Seniors continue to drive increase in delinquencies

Seniors continue to drive increase in delinquencies

Seniors continue to drive increase in delinquencies

There has been a further increase in consumer credit delinquencies and Canada’s seniors are right at the heart of it.

A new report from Equifax Canada shows that the 90-day delinquency rate increased 3.5% year-over-year in the first quarter of 2019 to an overall rate of 1.2%. But among seniors, the rate jumped 9.4% year-over-year.

Overall, Newfoundland posted the largest increase (10%) followed by New Brunswick (7.8%) and Manitoba (6.1%). BC (5.4%) and Ontario (3.6%) reported the first significant increase in their delinquency in at least 5 years.

There was a 4% increase in the 90-day mortgage delinquency rate but this remains very low at just 0.18%.

“We continue to see signs of increasing strain for Canadian borrowers. The utilization of credit cards has been trending higher and gaining momentum,” added Johnston. “With more consumers growing their average debt, we expect to see further increases in delinquencies in the coming months.”

Credit usage growing

The report shows that Canadians are still highly reliant on borrowing with the average debt per Canadian consumer (including mortgages) rising 2.6% year-over-year to $71,300 in the first quarter of 2019.

There was a seasonal peak of 33.9% for those with increased credit balances compared to the previous year.

Total consumer debt including mortgages increased to $1.907 trillion in Q1, compared to $1.823 trillion in Q1 2018 (+4.3%).

Total mortgage outstandings rose 4% to $1.278 trillion while non-mortgage debt was up 4.9% compared to 2018, as longer terms on auto and bank loans have consumers paying down their balances slower.
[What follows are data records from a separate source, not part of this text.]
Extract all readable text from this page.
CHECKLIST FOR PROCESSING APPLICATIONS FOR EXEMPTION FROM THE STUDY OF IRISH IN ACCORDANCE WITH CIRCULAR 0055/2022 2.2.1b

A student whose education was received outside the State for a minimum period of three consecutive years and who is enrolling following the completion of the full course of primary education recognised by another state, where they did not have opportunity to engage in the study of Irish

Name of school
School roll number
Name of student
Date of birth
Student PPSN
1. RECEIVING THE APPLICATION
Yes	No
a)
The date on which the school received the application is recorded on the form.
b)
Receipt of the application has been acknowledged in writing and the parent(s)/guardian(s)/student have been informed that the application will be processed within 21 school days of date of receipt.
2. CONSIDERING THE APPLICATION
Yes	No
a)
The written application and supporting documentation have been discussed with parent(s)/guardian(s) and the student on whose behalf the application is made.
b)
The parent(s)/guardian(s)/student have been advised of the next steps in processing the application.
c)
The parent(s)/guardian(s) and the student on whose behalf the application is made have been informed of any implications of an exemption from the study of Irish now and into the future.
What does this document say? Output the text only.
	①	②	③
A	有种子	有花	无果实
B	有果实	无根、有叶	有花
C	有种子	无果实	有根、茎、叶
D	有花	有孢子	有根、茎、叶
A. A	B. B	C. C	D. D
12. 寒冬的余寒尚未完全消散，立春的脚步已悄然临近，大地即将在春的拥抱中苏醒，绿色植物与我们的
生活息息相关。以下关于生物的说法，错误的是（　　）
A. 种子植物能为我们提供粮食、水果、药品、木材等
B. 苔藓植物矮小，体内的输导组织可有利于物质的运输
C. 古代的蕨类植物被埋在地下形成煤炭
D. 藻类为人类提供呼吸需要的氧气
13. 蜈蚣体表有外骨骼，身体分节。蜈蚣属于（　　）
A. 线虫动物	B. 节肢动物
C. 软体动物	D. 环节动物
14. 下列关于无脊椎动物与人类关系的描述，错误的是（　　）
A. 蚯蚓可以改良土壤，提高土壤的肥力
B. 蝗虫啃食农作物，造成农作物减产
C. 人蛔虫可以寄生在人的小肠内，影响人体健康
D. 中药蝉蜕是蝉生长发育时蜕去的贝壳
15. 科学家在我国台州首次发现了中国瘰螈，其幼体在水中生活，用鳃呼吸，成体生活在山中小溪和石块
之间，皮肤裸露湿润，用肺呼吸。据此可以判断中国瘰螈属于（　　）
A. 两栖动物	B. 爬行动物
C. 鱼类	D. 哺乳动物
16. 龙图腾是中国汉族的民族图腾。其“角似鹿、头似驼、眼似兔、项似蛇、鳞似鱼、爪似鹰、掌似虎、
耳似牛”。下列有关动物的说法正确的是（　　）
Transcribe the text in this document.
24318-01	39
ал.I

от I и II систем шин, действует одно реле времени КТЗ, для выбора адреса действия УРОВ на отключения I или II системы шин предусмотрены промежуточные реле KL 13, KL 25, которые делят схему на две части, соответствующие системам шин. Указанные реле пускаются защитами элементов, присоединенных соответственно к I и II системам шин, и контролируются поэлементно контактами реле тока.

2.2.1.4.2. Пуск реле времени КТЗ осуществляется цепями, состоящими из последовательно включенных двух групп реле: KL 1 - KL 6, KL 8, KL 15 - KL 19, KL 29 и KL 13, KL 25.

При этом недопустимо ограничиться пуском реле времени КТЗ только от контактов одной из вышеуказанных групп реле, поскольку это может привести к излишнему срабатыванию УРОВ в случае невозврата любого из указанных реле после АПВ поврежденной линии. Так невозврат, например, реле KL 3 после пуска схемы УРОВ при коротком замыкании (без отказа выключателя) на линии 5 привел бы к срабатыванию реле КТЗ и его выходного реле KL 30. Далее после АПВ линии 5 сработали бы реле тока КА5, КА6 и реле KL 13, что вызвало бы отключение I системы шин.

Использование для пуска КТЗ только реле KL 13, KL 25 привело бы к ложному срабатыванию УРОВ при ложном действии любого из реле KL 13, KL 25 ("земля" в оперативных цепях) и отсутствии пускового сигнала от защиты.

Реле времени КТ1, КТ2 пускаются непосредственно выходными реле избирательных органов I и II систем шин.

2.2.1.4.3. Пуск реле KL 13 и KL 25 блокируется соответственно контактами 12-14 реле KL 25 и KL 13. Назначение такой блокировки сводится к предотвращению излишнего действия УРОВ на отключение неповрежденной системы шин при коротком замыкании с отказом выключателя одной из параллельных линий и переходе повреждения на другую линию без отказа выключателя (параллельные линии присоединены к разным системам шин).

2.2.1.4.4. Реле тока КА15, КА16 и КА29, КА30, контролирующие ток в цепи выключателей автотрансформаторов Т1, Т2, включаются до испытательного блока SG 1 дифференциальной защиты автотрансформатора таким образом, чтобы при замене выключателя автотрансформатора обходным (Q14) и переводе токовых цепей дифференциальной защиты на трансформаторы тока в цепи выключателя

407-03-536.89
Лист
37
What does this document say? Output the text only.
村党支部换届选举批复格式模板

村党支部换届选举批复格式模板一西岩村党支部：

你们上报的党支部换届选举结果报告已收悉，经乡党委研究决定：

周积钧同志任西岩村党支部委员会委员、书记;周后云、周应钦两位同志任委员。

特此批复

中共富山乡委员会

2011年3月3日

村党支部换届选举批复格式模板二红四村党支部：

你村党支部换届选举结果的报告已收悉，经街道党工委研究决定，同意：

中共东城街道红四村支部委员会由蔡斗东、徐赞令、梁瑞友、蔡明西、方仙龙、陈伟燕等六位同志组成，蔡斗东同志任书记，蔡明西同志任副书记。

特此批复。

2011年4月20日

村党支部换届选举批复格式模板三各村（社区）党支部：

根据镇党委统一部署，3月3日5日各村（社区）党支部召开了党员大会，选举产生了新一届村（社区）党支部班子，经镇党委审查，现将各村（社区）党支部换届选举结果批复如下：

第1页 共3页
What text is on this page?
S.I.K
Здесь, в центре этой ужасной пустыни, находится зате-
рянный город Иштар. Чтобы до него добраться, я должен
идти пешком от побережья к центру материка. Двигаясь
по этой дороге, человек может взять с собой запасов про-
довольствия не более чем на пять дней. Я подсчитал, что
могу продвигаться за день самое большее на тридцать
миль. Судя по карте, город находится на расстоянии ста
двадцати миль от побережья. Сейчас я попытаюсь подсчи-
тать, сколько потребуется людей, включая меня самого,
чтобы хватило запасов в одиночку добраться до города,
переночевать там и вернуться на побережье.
“Consumers were opening fewer new credit products in early 2019, but they certainly weren’t curtailing the use of their existing credit,” said Bill Johnston, Vice President of Data & Analytics at Equifax Canada. “Loans are taking longer to pay down and credit card use is on the rise. The headline numbers for non-mortgage debt had been driven by population growth for the past 18 months, but it was increased usage that drove the rise in credit during the first quarter of this year.”